Vendre un produit, c'est relativement simple : le produit existe, on peut le voir, le toucher, le comparer. Vendre un service, c'est autre chose. Ce que vous proposez n'existe pas encore au moment de la vente. Le prospect ne peut pas l'essayer avant de l'acheter.
Ce qui change tout à la manière d'aborder la chose.
Ce qu'on achète vraiment quand on achète un service
On n'achète pas une prestation. On achète un résultat attendu et une confiance dans le fait que vous allez l'atteindre.
La confiance, c'est le mot central. Elle se construit avant la vente, pendant la conversation, et elle se confirme dans la manière dont vous livrez ensuite.
Votre rôle lors d'un premier échange n'est pas de présenter votre offre. C'est de créer les conditions dans lesquelles votre prospect peut vous faire confiance.
Le premier échange : poser les bonnes questions
Avant de parler de ce que vous faites, comprenez ce que votre prospect vit.
Qu'est-ce qui l'a amené à chercher quelqu'un comme vous ? Qu'est-ce qu'il a déjà essayé ? Qu'est-ce qui n'a pas marché ? Quel résultat concret est-ce qu'il espère obtenir ?
Ces questions servent deux choses : vous donner les informations dont vous avez besoin pour adapter votre réponse, et montrer à votre prospect que vous vous intéressez à sa situation avant de parler de la vôtre.
C'est rare. Ça se remarque.
Parler de résultats, pas de méthodes
"Je propose un accompagnement de trois mois avec des sessions bimensuelles et un suivi par email" — ça décrit un process. Votre prospect n'achète pas un process.

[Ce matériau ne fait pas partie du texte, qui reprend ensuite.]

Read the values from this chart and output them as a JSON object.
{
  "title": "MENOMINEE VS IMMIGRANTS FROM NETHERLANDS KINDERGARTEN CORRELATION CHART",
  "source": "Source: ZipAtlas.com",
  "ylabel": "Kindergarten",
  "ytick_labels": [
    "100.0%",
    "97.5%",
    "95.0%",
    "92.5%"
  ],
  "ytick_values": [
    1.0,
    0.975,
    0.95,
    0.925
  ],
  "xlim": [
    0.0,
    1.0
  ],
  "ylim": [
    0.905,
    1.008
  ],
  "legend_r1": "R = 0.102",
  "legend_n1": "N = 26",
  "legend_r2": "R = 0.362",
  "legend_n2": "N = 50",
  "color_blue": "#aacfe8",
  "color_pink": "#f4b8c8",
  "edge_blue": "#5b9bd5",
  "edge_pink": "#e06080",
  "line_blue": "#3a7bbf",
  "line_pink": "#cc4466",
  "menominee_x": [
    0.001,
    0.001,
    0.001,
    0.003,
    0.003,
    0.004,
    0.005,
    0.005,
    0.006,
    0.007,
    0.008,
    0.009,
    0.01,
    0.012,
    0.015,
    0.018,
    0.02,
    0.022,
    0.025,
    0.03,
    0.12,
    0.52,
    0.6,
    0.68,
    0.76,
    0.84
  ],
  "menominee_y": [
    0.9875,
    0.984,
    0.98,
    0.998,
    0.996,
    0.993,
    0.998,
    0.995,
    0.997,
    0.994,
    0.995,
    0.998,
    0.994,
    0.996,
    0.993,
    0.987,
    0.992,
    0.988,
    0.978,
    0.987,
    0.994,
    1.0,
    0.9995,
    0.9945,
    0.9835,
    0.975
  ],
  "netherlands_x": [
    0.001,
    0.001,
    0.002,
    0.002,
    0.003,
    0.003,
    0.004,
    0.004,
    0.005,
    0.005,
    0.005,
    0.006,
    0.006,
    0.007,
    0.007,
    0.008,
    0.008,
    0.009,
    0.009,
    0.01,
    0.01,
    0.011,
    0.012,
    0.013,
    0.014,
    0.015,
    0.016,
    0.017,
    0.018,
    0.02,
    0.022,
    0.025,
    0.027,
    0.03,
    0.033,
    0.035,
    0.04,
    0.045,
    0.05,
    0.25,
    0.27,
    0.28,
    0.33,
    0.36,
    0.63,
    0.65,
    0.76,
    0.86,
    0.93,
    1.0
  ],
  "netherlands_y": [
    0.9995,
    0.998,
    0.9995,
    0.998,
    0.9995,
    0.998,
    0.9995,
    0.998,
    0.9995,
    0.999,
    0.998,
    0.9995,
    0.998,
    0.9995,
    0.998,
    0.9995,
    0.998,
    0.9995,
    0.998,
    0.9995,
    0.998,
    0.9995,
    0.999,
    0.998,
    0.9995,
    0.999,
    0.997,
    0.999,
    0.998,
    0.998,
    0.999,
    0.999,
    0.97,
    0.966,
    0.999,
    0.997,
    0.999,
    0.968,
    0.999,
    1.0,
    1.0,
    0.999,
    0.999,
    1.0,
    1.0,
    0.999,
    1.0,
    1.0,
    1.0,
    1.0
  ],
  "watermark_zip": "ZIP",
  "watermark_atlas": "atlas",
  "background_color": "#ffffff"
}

"À la fin de nos trois mois, vous avez une routine de prospection en place, vous savez exactement quoi faire chaque semaine, et vous ne dépendez plus des périodes creuses pour chercher des clients" — ça décrit ce que ça change pour lui.
La différence semble mineure. L'effet sur la conversation est majeur.

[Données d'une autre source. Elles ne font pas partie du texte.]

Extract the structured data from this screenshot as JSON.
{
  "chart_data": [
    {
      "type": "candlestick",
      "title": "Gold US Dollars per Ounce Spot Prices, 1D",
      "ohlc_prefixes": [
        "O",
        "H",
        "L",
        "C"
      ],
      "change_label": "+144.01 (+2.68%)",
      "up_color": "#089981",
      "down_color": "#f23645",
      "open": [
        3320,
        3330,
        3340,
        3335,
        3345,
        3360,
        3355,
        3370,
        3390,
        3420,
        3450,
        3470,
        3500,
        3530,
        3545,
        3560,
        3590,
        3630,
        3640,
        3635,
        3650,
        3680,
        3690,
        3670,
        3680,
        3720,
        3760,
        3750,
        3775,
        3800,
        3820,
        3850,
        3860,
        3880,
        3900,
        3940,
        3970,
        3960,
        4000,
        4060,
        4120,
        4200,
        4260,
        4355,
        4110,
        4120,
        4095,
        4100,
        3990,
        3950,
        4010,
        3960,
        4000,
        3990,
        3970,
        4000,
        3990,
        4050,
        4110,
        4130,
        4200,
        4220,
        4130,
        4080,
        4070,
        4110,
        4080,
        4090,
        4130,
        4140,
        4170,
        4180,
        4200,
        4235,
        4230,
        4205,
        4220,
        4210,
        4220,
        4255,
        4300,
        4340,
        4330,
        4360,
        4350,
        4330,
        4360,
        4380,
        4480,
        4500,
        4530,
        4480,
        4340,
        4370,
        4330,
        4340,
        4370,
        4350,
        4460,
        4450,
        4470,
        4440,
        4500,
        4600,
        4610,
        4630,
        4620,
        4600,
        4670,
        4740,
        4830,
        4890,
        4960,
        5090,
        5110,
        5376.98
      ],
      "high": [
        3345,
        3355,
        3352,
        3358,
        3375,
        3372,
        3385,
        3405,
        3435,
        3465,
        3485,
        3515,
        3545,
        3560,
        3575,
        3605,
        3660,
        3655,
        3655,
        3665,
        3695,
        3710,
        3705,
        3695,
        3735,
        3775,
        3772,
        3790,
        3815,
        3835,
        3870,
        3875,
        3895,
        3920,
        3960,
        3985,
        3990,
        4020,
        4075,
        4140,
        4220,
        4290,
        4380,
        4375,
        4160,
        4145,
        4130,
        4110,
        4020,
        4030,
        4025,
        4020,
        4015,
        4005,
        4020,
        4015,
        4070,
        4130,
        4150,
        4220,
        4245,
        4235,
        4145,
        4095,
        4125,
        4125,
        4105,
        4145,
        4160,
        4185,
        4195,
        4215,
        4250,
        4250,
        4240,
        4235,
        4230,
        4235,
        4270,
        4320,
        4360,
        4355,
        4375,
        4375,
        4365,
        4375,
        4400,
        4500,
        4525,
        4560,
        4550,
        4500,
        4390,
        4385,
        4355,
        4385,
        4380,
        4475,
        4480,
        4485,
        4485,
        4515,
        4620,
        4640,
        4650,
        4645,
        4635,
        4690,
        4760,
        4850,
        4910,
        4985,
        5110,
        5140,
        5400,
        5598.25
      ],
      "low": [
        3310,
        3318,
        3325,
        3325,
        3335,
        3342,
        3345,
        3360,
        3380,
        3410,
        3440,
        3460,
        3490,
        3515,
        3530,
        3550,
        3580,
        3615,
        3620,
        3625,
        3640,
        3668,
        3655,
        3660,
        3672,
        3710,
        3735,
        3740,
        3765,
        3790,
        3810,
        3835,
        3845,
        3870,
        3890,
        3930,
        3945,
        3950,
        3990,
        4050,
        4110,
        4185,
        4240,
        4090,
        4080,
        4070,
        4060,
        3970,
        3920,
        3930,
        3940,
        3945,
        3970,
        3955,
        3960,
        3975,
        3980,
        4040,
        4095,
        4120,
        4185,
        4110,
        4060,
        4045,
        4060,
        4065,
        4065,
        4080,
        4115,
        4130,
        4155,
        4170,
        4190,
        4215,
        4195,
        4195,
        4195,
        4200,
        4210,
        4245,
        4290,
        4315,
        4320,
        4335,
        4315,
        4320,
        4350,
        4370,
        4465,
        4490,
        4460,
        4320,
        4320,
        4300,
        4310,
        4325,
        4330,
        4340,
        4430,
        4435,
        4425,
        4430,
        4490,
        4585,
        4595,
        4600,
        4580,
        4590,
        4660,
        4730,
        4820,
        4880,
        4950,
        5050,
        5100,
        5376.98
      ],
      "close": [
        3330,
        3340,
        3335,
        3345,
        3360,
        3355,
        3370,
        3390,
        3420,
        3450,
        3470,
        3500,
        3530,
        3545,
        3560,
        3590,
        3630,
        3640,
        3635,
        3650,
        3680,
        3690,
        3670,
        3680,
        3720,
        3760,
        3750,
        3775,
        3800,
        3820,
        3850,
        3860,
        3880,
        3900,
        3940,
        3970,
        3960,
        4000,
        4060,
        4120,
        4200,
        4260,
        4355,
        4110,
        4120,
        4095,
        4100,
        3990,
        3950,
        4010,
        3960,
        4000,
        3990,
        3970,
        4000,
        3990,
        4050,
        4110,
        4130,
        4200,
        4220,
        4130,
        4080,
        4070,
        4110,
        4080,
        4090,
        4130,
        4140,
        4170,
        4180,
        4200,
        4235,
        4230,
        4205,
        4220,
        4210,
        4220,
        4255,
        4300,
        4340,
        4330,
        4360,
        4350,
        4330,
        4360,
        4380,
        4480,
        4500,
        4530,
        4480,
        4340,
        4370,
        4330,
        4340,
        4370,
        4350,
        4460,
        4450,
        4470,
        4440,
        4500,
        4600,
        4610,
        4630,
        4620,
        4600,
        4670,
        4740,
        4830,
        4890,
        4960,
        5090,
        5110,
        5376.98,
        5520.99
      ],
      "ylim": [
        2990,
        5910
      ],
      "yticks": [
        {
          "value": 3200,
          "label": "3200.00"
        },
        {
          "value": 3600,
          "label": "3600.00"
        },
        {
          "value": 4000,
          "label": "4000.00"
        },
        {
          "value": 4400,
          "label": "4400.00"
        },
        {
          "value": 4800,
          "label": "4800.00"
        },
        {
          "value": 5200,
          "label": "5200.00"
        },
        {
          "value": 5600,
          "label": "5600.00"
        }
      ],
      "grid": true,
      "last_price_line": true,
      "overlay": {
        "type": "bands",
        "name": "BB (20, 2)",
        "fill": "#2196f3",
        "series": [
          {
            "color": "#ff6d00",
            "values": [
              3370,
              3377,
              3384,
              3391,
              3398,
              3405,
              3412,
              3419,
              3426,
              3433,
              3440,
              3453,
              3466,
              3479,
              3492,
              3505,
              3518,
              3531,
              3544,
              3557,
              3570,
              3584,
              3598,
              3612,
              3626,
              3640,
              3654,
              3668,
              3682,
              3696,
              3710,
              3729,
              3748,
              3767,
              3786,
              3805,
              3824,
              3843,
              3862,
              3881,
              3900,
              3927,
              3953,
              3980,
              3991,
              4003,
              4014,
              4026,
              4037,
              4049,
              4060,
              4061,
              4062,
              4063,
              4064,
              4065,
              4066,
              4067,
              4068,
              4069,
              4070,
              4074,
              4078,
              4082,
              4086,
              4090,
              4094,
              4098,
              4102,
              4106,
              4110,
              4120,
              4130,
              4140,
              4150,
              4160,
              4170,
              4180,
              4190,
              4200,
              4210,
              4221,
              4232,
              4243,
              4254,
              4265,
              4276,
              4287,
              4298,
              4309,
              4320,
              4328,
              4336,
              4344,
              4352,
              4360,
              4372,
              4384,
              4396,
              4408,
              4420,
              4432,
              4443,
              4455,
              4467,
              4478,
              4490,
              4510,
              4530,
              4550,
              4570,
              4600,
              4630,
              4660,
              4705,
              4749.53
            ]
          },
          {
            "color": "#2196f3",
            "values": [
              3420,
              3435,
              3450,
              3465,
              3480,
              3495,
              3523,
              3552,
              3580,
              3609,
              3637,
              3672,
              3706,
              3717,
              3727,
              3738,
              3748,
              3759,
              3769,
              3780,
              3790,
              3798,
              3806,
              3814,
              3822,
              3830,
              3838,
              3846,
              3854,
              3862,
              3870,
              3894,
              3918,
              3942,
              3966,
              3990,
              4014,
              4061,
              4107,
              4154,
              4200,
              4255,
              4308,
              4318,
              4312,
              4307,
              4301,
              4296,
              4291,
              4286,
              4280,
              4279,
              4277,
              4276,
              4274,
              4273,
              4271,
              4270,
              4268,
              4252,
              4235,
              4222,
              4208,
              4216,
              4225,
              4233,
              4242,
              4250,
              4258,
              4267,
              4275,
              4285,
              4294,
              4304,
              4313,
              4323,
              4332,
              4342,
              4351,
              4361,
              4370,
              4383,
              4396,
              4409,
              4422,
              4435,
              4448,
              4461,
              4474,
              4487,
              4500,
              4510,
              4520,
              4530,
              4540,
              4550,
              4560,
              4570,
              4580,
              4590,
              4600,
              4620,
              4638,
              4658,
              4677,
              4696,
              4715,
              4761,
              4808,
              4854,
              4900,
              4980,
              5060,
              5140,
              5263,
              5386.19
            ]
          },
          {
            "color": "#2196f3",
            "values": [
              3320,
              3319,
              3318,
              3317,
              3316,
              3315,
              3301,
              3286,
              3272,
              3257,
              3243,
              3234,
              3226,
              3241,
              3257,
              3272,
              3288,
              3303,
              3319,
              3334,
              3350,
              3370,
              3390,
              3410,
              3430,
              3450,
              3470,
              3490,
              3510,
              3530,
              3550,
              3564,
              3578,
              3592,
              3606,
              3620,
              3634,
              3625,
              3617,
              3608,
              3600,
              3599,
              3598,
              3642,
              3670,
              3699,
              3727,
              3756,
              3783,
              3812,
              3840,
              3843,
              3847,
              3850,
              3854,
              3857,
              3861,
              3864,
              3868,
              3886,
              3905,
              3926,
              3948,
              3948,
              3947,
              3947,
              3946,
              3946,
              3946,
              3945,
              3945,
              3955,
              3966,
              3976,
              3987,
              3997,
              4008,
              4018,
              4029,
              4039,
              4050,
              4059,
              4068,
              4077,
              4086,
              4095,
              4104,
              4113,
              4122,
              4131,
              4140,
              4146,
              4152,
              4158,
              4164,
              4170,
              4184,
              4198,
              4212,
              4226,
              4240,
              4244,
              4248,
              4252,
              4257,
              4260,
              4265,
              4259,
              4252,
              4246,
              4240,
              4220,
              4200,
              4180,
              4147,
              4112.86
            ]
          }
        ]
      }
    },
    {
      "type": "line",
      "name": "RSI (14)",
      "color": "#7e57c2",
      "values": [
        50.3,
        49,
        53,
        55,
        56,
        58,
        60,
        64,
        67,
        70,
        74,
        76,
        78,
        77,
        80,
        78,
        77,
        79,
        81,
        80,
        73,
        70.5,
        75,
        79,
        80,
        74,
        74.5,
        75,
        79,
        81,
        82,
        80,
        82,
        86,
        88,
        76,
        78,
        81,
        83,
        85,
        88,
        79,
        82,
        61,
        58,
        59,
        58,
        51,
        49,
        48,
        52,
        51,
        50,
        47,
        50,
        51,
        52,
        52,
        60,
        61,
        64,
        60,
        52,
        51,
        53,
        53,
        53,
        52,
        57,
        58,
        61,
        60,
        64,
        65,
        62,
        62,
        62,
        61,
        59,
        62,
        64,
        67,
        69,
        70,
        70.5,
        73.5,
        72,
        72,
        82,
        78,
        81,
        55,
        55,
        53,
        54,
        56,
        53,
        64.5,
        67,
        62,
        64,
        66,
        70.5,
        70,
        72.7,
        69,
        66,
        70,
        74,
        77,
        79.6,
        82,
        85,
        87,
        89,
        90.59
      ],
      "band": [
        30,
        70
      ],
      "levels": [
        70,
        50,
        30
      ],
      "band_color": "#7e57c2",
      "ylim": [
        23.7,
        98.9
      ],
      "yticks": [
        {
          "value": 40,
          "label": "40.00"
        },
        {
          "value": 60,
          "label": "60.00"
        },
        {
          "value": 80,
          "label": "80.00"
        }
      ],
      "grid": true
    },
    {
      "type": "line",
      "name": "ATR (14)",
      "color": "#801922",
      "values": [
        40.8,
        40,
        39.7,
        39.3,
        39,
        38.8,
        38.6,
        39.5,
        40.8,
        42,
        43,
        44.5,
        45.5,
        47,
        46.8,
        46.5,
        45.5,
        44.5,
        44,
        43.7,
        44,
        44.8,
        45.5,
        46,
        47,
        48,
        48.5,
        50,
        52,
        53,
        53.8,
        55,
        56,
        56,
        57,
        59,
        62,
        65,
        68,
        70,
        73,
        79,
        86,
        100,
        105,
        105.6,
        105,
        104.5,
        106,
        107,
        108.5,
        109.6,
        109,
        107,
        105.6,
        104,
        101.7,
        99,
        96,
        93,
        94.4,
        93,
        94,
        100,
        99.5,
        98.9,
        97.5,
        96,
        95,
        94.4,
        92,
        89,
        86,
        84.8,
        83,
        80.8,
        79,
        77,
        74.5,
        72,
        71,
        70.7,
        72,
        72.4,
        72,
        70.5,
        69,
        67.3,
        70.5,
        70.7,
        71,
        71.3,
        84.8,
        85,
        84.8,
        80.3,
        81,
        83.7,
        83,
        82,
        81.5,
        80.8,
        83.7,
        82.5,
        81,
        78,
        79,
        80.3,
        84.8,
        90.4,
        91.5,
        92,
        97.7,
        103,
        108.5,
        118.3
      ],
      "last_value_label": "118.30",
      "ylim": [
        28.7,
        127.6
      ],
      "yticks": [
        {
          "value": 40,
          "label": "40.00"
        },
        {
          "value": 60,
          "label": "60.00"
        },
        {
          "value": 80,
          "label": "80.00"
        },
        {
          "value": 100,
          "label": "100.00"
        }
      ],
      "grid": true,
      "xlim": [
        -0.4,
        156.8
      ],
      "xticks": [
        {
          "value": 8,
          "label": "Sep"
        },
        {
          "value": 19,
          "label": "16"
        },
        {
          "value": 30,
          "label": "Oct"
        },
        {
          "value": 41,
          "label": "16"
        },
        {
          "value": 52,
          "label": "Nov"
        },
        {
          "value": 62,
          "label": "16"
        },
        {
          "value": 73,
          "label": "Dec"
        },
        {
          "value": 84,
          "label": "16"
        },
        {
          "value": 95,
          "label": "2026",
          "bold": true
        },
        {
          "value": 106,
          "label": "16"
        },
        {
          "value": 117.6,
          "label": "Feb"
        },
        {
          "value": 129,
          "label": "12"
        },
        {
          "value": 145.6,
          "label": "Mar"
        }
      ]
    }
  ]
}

Entraînez-vous à reformuler tout ce que vous dites sur votre offre en termes de ce que ça apporte, pas de comment vous le faites.
Les preuves sociales comptent plus que vos arguments
Vous pouvez dire que vous êtes compétent. Votre prospect va vous croire à moitié — c'est normal, vous avez un intérêt à vous vendre.
Un client qui dit que vous êtes compétent, c'est crédible.
Les témoignages, les exemples concrets de situations que vous avez résolues, les résultats obtenus pour d'autres — tout ça rassure là où vos propres arguments ne suffisent pas.
Si vous n'avez pas encore de témoignages formels, demandez à vos anciens clients de vous en laisser un. Un message court, sur LinkedIn ou par email, ça prend deux minutes à rédiger pour eux et ça compte beaucoup pour vos futurs prospects.
La transparence sur vos limites rassure
Dire à un prospect "je ne suis peut-être pas la meilleure option pour vous si..." crée plus de confiance que de prétendre pouvoir tout faire.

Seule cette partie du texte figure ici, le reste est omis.